FIG. 4 is a sectional view of the second shaft portion of still another embodiment of the automatic transmission for a vehicle according to the present invention. In the diagram: 400...Second axis 1...Output shaft of the second axis
731... Support shaft 14... Shaft hole

Claims (1)

[Claims] 1> An automatic system consisting of an input shaft connected to the Ichinoseki output shaft via a coupling such as a fluid coupling or a friction clutch, and an output shaft connected in series so as to have the same axis as the input shaft and to which an output gear is attached. a first shaft rotatably supported by the transmission case; a long shaft parallel to the first shaft and rotatably supported by the automatic transmission case; one of the long and short shafts is an input shaft that meshes directly with the output gear of the first shaft, or is connected by a chain or connected via an idle gear.

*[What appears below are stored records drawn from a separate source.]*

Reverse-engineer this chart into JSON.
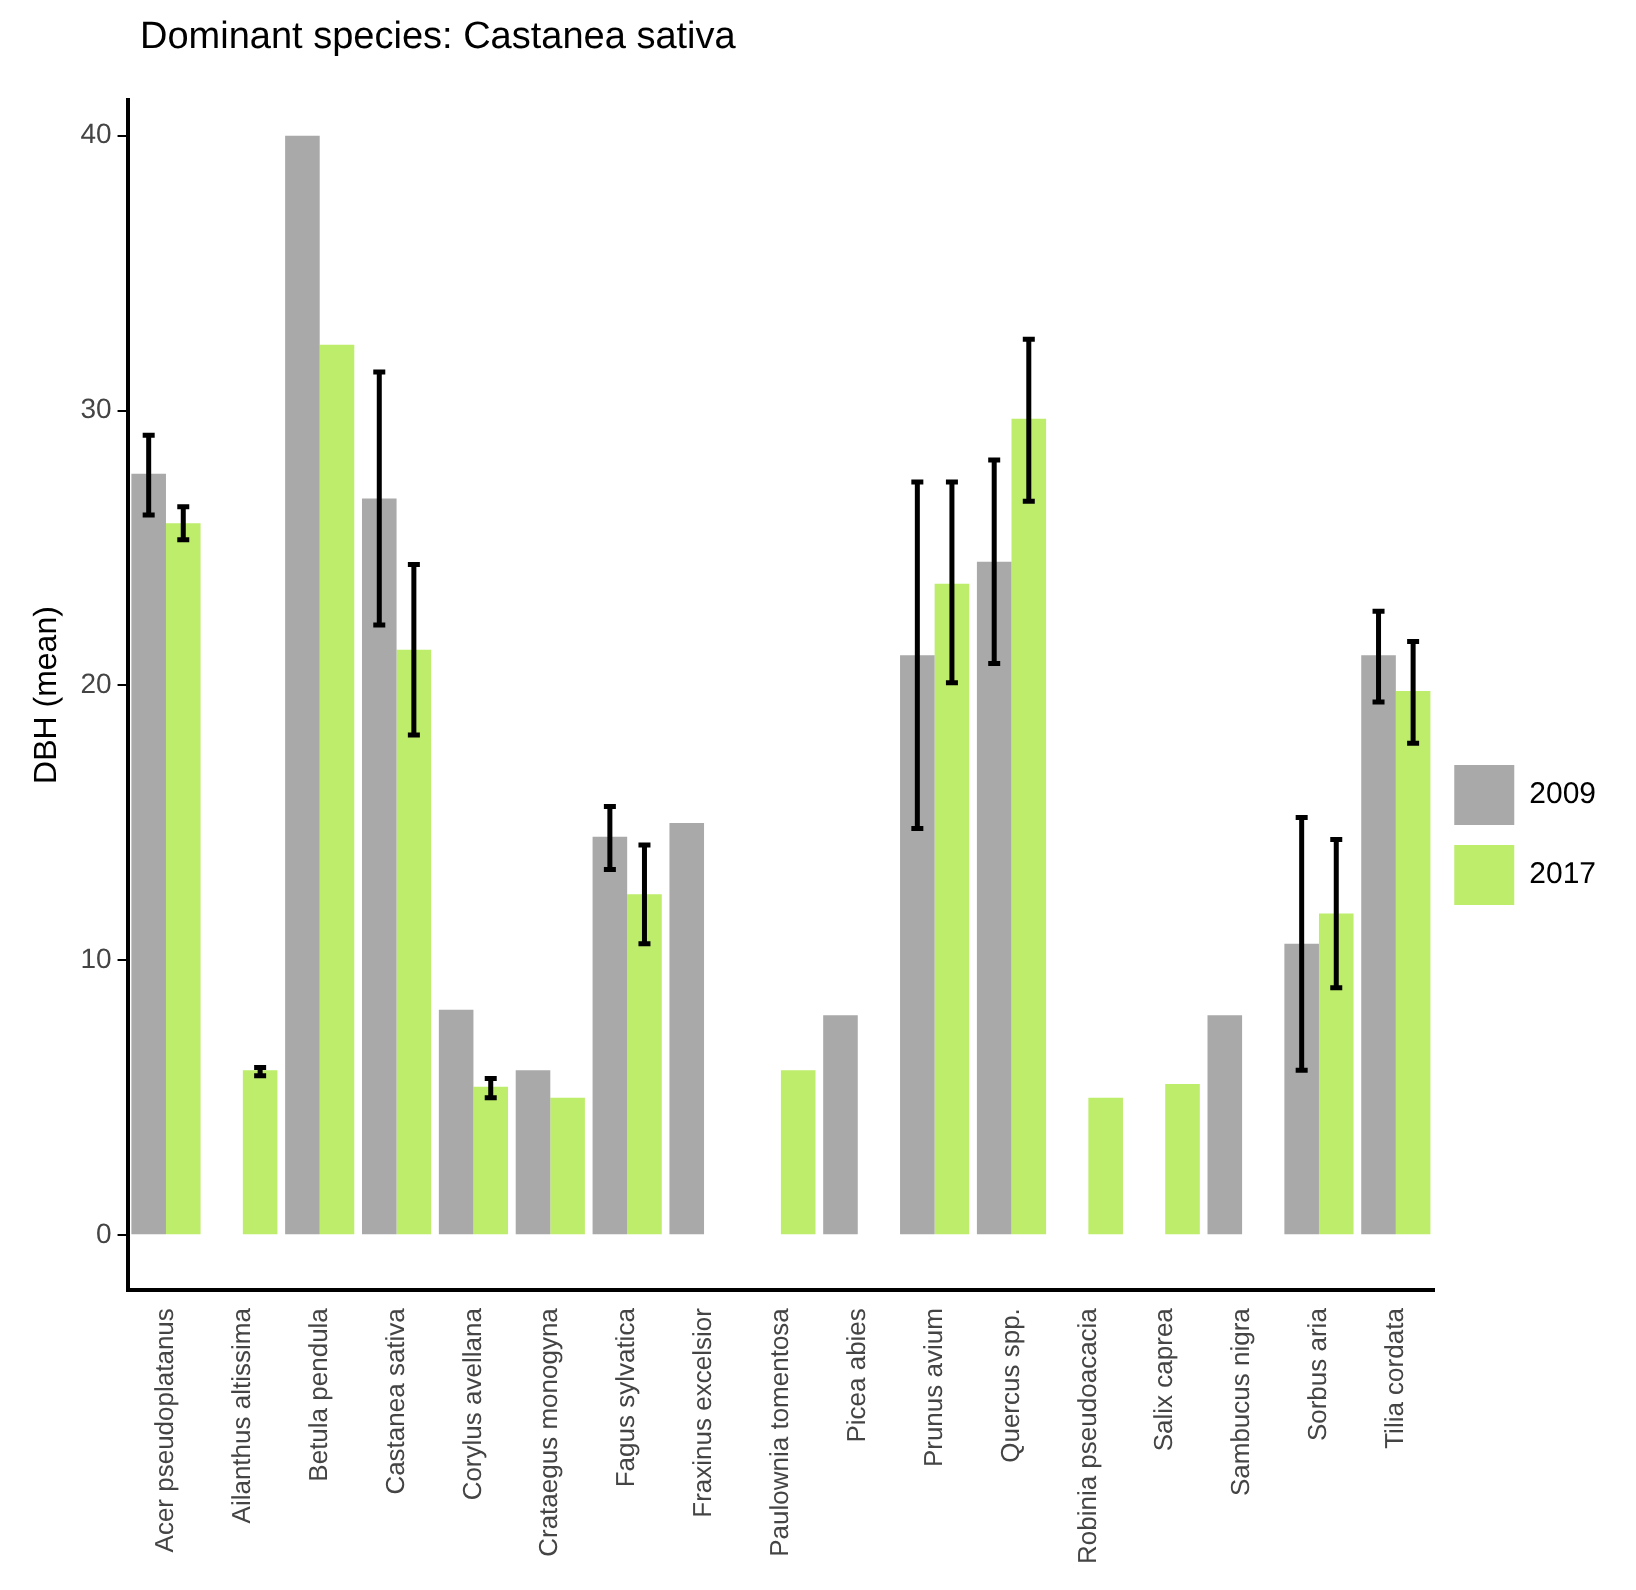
{
  "chart_data": {
    "type": "bar",
    "title": "Dominant species: Castanea sativa",
    "ylabel": "DBH (mean)",
    "categories": [
      "Acer pseudoplatanus",
      "Ailanthus altissima",
      "Betula pendula",
      "Castanea sativa",
      "Corylus avellana",
      "Crataegus monogyna",
      "Fagus sylvatica",
      "Fraxinus excelsior",
      "Paulownia tomentosa",
      "Picea abies",
      "Prunus avium",
      "Quercus spp.",
      "Robinia pseudoacacia",
      "Salix caprea",
      "Sambucus nigra",
      "Sorbus aria",
      "Tilia cordata"
    ],
    "series": [
      {
        "name": "2009",
        "color": "#a9a9a9",
        "values": [
          27.7,
          null,
          40,
          26.8,
          8.2,
          6.0,
          14.5,
          15,
          null,
          8,
          21.1,
          24.5,
          null,
          null,
          8,
          10.6,
          21.1
        ],
        "errors": [
          [
            26.2,
            29.1
          ],
          null,
          null,
          [
            22.2,
            31.4
          ],
          null,
          null,
          [
            13.3,
            15.6
          ],
          null,
          null,
          null,
          [
            14.8,
            27.4
          ],
          [
            20.8,
            28.2
          ],
          null,
          null,
          null,
          [
            6.0,
            15.2
          ],
          [
            19.4,
            22.7
          ]
        ]
      },
      {
        "name": "2017",
        "color": "#bded6a",
        "values": [
          25.9,
          6.0,
          32.4,
          21.3,
          5.4,
          5.0,
          12.4,
          null,
          6.0,
          null,
          23.7,
          29.7,
          5.0,
          5.5,
          null,
          11.7,
          19.8
        ],
        "errors": [
          [
            25.3,
            26.5
          ],
          [
            5.8,
            6.1
          ],
          null,
          [
            18.2,
            24.4
          ],
          [
            5.0,
            5.7
          ],
          null,
          [
            10.6,
            14.2
          ],
          null,
          null,
          null,
          [
            20.1,
            27.4
          ],
          [
            26.7,
            32.6
          ],
          null,
          null,
          null,
          [
            9.0,
            14.4
          ],
          [
            17.9,
            21.6
          ]
        ]
      }
    ],
    "ylim": [
      -2,
      41.3
    ],
    "yticks": [
      0,
      10,
      20,
      30,
      40
    ],
    "grid": false,
    "legend": "right"
  }
}
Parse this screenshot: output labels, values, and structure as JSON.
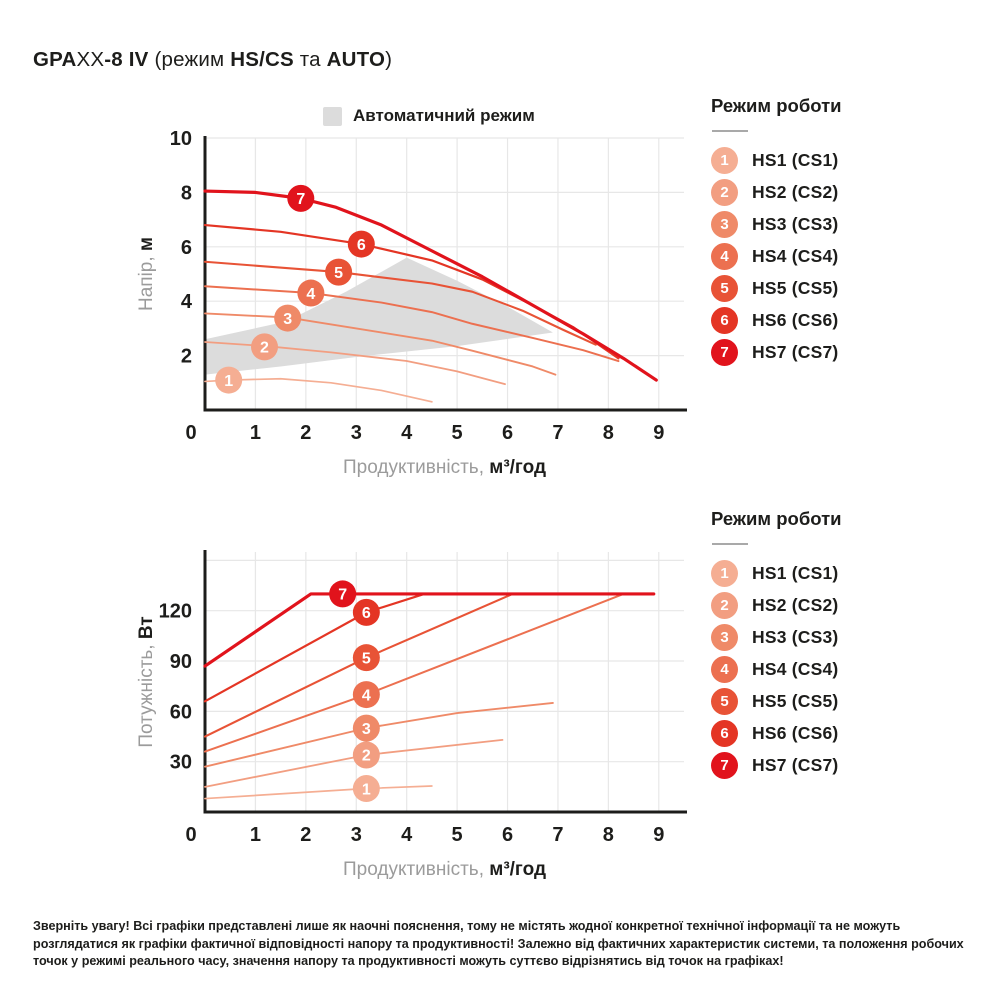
{
  "title": {
    "segments": [
      {
        "t": "GPA",
        "b": 1
      },
      {
        "t": "XX",
        "b": 0
      },
      {
        "t": "-8 IV ",
        "b": 1
      },
      {
        "t": "(режим ",
        "b": 0
      },
      {
        "t": "HS/CS",
        "b": 1
      },
      {
        "t": " та ",
        "b": 0
      },
      {
        "t": "AUTO",
        "b": 1
      },
      {
        "t": ")",
        "b": 0
      }
    ]
  },
  "auto_legend": {
    "label": "Автоматичний режим",
    "color": "#DCDCDC"
  },
  "legend": {
    "header": "Режим роботи",
    "items": [
      {
        "num": "1",
        "label": "HS1 (CS1)",
        "color": "#F5AE93"
      },
      {
        "num": "2",
        "label": "HS2 (CS2)",
        "color": "#F29E81"
      },
      {
        "num": "3",
        "label": "HS3 (CS3)",
        "color": "#EF8A68"
      },
      {
        "num": "4",
        "label": "HS4 (CS4)",
        "color": "#EC7050"
      },
      {
        "num": "5",
        "label": "HS5 (CS5)",
        "color": "#E85336"
      },
      {
        "num": "6",
        "label": "HS6 (CS6)",
        "color": "#E43524"
      },
      {
        "num": "7",
        "label": "HS7 (CS7)",
        "color": "#E1131C"
      }
    ]
  },
  "footer": "Зверніть увагу! Всі графіки представлені лише як наочні пояснення, тому не містять жодної конкретної технічної інформації та не можуть розглядатися як графіки фактичної відповідності напору та продуктивності! Залежно від фактичних характеристик системи, та положення робочих точок у режимі реального часу, значення напору та продуктивності можуть суттєво відрізнятись від точок на графіках!",
  "colors": {
    "axis": "#1d1d1b",
    "grid": "#E7E7E7",
    "auto_region": "#DCDCDC",
    "label_gray": "#9b9b9b",
    "marker_text": "#ffffff"
  },
  "chart_data": [
    {
      "type": "line",
      "name": "head-vs-flow",
      "xlabel": [
        {
          "text": "Продуктивність, ",
          "bold": false
        },
        {
          "text": "м³/год",
          "bold": true
        }
      ],
      "ylabel": [
        {
          "text": "Напір, ",
          "bold": false
        },
        {
          "text": "м",
          "bold": true
        }
      ],
      "xlim": [
        0,
        9.5
      ],
      "ylim": [
        0,
        10
      ],
      "xticks": [
        0,
        1,
        2,
        3,
        4,
        5,
        6,
        7,
        8,
        9
      ],
      "yticks": [
        2,
        4,
        6,
        8,
        10
      ],
      "xgrid": [
        1,
        2,
        3,
        4,
        5,
        6,
        7,
        8,
        9
      ],
      "ygrid": [
        2,
        4,
        6,
        8,
        10
      ],
      "auto_region": [
        [
          0,
          1.3
        ],
        [
          0,
          2.6
        ],
        [
          1.6,
          3.25
        ],
        [
          2.8,
          4.35
        ],
        [
          4.0,
          5.6
        ],
        [
          5.0,
          4.75
        ],
        [
          6.0,
          3.8
        ],
        [
          6.9,
          2.85
        ],
        [
          5.0,
          2.35
        ],
        [
          3.0,
          1.95
        ],
        [
          1.5,
          1.6
        ]
      ],
      "series": [
        {
          "name": "HS1 (CS1)",
          "marker": "1",
          "color": "#F5AE93",
          "width": 1.7,
          "marker_at": [
            0.47,
            1.1
          ],
          "points": [
            [
              0,
              1.05
            ],
            [
              0.5,
              1.1
            ],
            [
              1.5,
              1.15
            ],
            [
              2.5,
              1.0
            ],
            [
              3.5,
              0.72
            ],
            [
              4.5,
              0.3
            ]
          ]
        },
        {
          "name": "HS2 (CS2)",
          "marker": "2",
          "color": "#F29E81",
          "width": 1.8,
          "marker_at": [
            1.18,
            2.32
          ],
          "points": [
            [
              0,
              2.5
            ],
            [
              1.2,
              2.35
            ],
            [
              2.5,
              2.12
            ],
            [
              4,
              1.8
            ],
            [
              5,
              1.42
            ],
            [
              5.95,
              0.95
            ]
          ]
        },
        {
          "name": "HS3 (CS3)",
          "marker": "3",
          "color": "#EF8A68",
          "width": 1.9,
          "marker_at": [
            1.64,
            3.38
          ],
          "points": [
            [
              0,
              3.55
            ],
            [
              1.65,
              3.4
            ],
            [
              3,
              3.0
            ],
            [
              4.5,
              2.55
            ],
            [
              5.3,
              2.18
            ],
            [
              6.5,
              1.6
            ],
            [
              6.95,
              1.3
            ]
          ]
        },
        {
          "name": "HS4 (CS4)",
          "marker": "4",
          "color": "#EC7050",
          "width": 2,
          "marker_at": [
            2.1,
            4.3
          ],
          "points": [
            [
              0,
              4.55
            ],
            [
              2.1,
              4.3
            ],
            [
              3.5,
              3.95
            ],
            [
              4.5,
              3.6
            ],
            [
              5.3,
              3.17
            ],
            [
              6.5,
              2.65
            ],
            [
              7.5,
              2.2
            ],
            [
              8.2,
              1.8
            ]
          ]
        },
        {
          "name": "HS5 (CS5)",
          "marker": "5",
          "color": "#E85336",
          "width": 2.1,
          "marker_at": [
            2.65,
            5.07
          ],
          "points": [
            [
              0,
              5.45
            ],
            [
              2.65,
              5.07
            ],
            [
              4.5,
              4.65
            ],
            [
              5.3,
              4.35
            ],
            [
              6.3,
              3.65
            ],
            [
              7.1,
              2.95
            ],
            [
              7.75,
              2.4
            ]
          ]
        },
        {
          "name": "HS6 (CS6)",
          "marker": "6",
          "color": "#E43524",
          "width": 2.2,
          "marker_at": [
            3.1,
            6.1
          ],
          "points": [
            [
              0,
              6.8
            ],
            [
              1.5,
              6.55
            ],
            [
              3.1,
              6.1
            ],
            [
              4.5,
              5.5
            ],
            [
              5.5,
              4.8
            ],
            [
              6.5,
              3.85
            ],
            [
              7.3,
              3.05
            ],
            [
              8.2,
              1.9
            ]
          ]
        },
        {
          "name": "HS7 (CS7)",
          "marker": "7",
          "color": "#E1131C",
          "width": 3.2,
          "marker_at": [
            1.9,
            7.78
          ],
          "points": [
            [
              0,
              8.05
            ],
            [
              1,
              8.0
            ],
            [
              1.9,
              7.78
            ],
            [
              2.6,
              7.45
            ],
            [
              3.5,
              6.8
            ],
            [
              4.5,
              5.85
            ],
            [
              5.5,
              4.9
            ],
            [
              6.5,
              3.85
            ],
            [
              7.5,
              2.8
            ],
            [
              8.3,
              1.9
            ],
            [
              8.95,
              1.1
            ]
          ]
        }
      ]
    },
    {
      "type": "line",
      "name": "power-vs-flow",
      "xlabel": [
        {
          "text": "Продуктивність, ",
          "bold": false
        },
        {
          "text": "м³/год",
          "bold": true
        }
      ],
      "ylabel": [
        {
          "text": "Потужність, ",
          "bold": false
        },
        {
          "text": "Вт",
          "bold": true
        }
      ],
      "xlim": [
        0,
        9.5
      ],
      "ylim": [
        0,
        155
      ],
      "xticks": [
        0,
        1,
        2,
        3,
        4,
        5,
        6,
        7,
        8,
        9
      ],
      "yticks": [
        30,
        60,
        90,
        120
      ],
      "xgrid": [
        1,
        2,
        3,
        4,
        5,
        6,
        7,
        8,
        9
      ],
      "ygrid": [
        30,
        60,
        90,
        120,
        150
      ],
      "auto_region": null,
      "series": [
        {
          "name": "HS1 (CS1)",
          "marker": "1",
          "color": "#F5AE93",
          "width": 1.7,
          "marker_at": [
            3.2,
            14
          ],
          "points": [
            [
              0,
              8
            ],
            [
              3.2,
              14
            ],
            [
              4.5,
              15.5
            ]
          ]
        },
        {
          "name": "HS2 (CS2)",
          "marker": "2",
          "color": "#F29E81",
          "width": 1.8,
          "marker_at": [
            3.2,
            34
          ],
          "points": [
            [
              0,
              15
            ],
            [
              3.2,
              34
            ],
            [
              5.9,
              43
            ]
          ]
        },
        {
          "name": "HS3 (CS3)",
          "marker": "3",
          "color": "#EF8A68",
          "width": 1.9,
          "marker_at": [
            3.2,
            50
          ],
          "points": [
            [
              0,
              27
            ],
            [
              3.2,
              50
            ],
            [
              5,
              59
            ],
            [
              6.9,
              65
            ]
          ]
        },
        {
          "name": "HS4 (CS4)",
          "marker": "4",
          "color": "#EC7050",
          "width": 2,
          "marker_at": [
            3.2,
            70
          ],
          "points": [
            [
              0,
              36
            ],
            [
              3.2,
              70
            ],
            [
              8.3,
              130
            ]
          ]
        },
        {
          "name": "HS5 (CS5)",
          "marker": "5",
          "color": "#E85336",
          "width": 2.1,
          "marker_at": [
            3.2,
            92
          ],
          "points": [
            [
              0,
              45
            ],
            [
              3.2,
              92
            ],
            [
              6.1,
              130
            ]
          ]
        },
        {
          "name": "HS6 (CS6)",
          "marker": "6",
          "color": "#E43524",
          "width": 2.2,
          "marker_at": [
            3.2,
            119
          ],
          "points": [
            [
              0,
              66
            ],
            [
              3.2,
              119
            ],
            [
              4.35,
              130
            ]
          ]
        },
        {
          "name": "HS7 (CS7)",
          "marker": "7",
          "color": "#E1131C",
          "width": 3.2,
          "marker_at": [
            2.73,
            130
          ],
          "points": [
            [
              0,
              87
            ],
            [
              2.1,
              130
            ],
            [
              8.9,
              130
            ]
          ]
        }
      ]
    }
  ]
}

A second shaft is provided with an output shaft and an output gear, and the second shaft is an output shaft that is connected directly to the output gear of the second shaft or is connected to the output gear through a chain, or is an idle gear. A differential with a large driving gear connected via a
A vehicular automatic transmission comprising a planetary gear transmission and a second planetary gear transmission provided on a second shaft, wherein the long axis of the second shaft protrudes from the automatic transmission case at least m-. 1. An automatic transmission for a vehicle, characterized in that it has a shaft hole rotatably supported by a support shaft, and the support shaft receives a reaction force that a gear attached to one end receives during transmission.